Having worked wild shifts and from home, I am a big believer in the post-work ritual that draws a line under the workday and declares that home time has begun. Mine usually involves a loud proclamation about the needlessness or evilness of wearing pants. It’s not the pants’ fault really, it’s just that I need to shut out the world. And just like me, people the English-speaking world over have ascribed deep meaning to these ubiquitous ass-huggers. Let’s look at how.

Pants, as you probably know, is a short form of pantaloons, from the Italian word pantelone. You might not know Saint Pantaleone was a Christian doctor condemned to death by the Romans in the third century for helping the poor. He was sentenced to beheading but survived six attempts on his life. The Italians borrowed two Greek words Pan (all) and leo (lion) to describe his largesse and dumb luck, and he became a popular character in plays – a sort of holy fool who would wear long, thin trousers over his comically skinny legs.

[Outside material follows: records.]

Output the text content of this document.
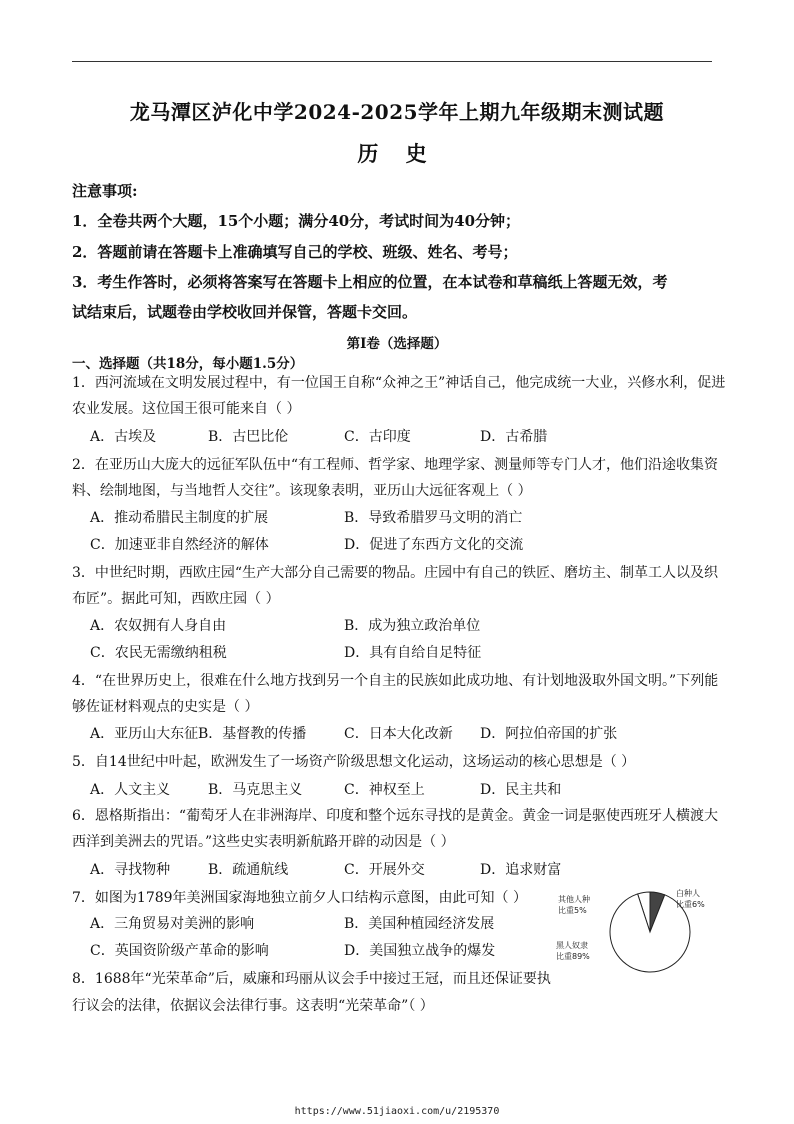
龙马潭区泸化中学2024-2025学年上期九年级期末测试题
历 史
注意事项:
1．全卷共两个大题，15个小题；满分40分，考试时间为40分钟；
2．答题前请在答题卡上准确填写自己的学校、班级、姓名、考号；
3．考生作答时，必须将答案写在答题卡上相应的位置，在本试卷和草稿纸上答题无效，考
试结束后，试题卷由学校收回并保管，答题卡交回。
第Ⅰ卷（选择题）
一、选择题（共18分，每小题1.5分）
1．西河流域在文明发展过程中，有一位国王自称“众神之王”神话自己，他完成统一大业，兴修水利，促进
农业发展。这位国王很可能来自（ ）
A．古埃及	B．古巴比伦	C．古印度	D．古希腊
2．在亚历山大庞大的远征军队伍中“有工程师、哲学家、地理学家、测量师等专门人才，他们沿途收集资
料、绘制地图，与当地哲人交往”。该现象表明，亚历山大远征客观上（ ）
A．推动希腊民主制度的扩展	B．导致希腊罗马文明的消亡
C．加速亚非自然经济的解体	D．促进了东西方文化的交流
3．中世纪时期，西欧庄园“生产大部分自己需要的物品。庄园中有自己的铁匠、磨坊主、制革工人以及织
布匠”。据此可知，西欧庄园（ ）
A．农奴拥有人身自由	B．成为独立政治单位
C．农民无需缴纳租税	D．具有自给自足特征
4．“在世界历史上，很难在什么地方找到另一个自主的民族如此成功地、有计划地汲取外国文明。”下列能
够佐证材料观点的史实是（ ）
A．亚历山大东征 B．基督教的传播	C．日本大化改新 D．阿拉伯帝国的扩张
5．自14世纪中叶起，欧洲发生了一场资产阶级思想文化运动，这场运动的核心思想是（ ）
A．人文主义	B．马克思主义	C．神权至上	D．民主共和
6．恩格斯指出：“葡萄牙人在非洲海岸、印度和整个远东寻找的是黄金。黄金一词是驱使西班牙人横渡大
西洋到美洲去的咒语。”这些史实表明新航路开辟的动因是（ ）
A．寻找物种	B．疏通航线	C．开展外交	D．追求财富
7．如图为1789年美洲国家海地独立前夕人口结构示意图，由此可知（ ）
A．三角贸易对美洲的影响	B．美国种植园经济发展
C．英国资阶级产革命的影响	D．美国独立战争的爆发
8．1688年“光荣革命”后，威廉和玛丽从议会手中接过王冠，而且还保证要执
行议会的法律，依据议会法律行事。这表明“光荣革命”（ ）
其他人种
比重5%
白种人
比重6%
黑人奴隶
比重89%
https://www.51jiaoxi.com/u/2195370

In the UK, underpants were shortened to pants, so the word means both your trousers and what you wear under them. By extension, you will hear Brits talk use pants to mean bad quality or unenjoyable – as in “this band is pants.” And you may have been unfortunate enough to discover the verb form to pants someone, if your elementary school class was as juvenile as mine. Ironically, if something is the pants, it means it’s quite good. English, eh?

Some of our pants-related expressions are obvious: to wear the pants, which mercifully seems to be dropping out of usage, is about being the “man” in the relationship and therefore making decisions on behalf of the family. A kick in the pants seems an apt description for something disappointing or painful to accept.

But to fly by the seat of your pants – meaning to act by feel, intuition or guesswork instead of measurement – comes to us from the aviation industry.

Quoting a Popular Science magazine article from 1929, Stack Exchange user StoneyB says: “When my senses tell me one thing and the little dials on the instrument board tell me another, usually the dials are right. Next to the instruments, probably the pilot’s safest guide to the position of his ship is the seat of his pants.”

The other meaning of pant, to breathe quickly and excitedly, came not from the sound of a dog doing the same (as I had assumed) but from a guess at the cause of the panting. To pant comes (via the French pantaisier) of the Greek word phantasioun, meaning cause to imagine. It has the same root as fantasy, one of those things that may cause you to pant.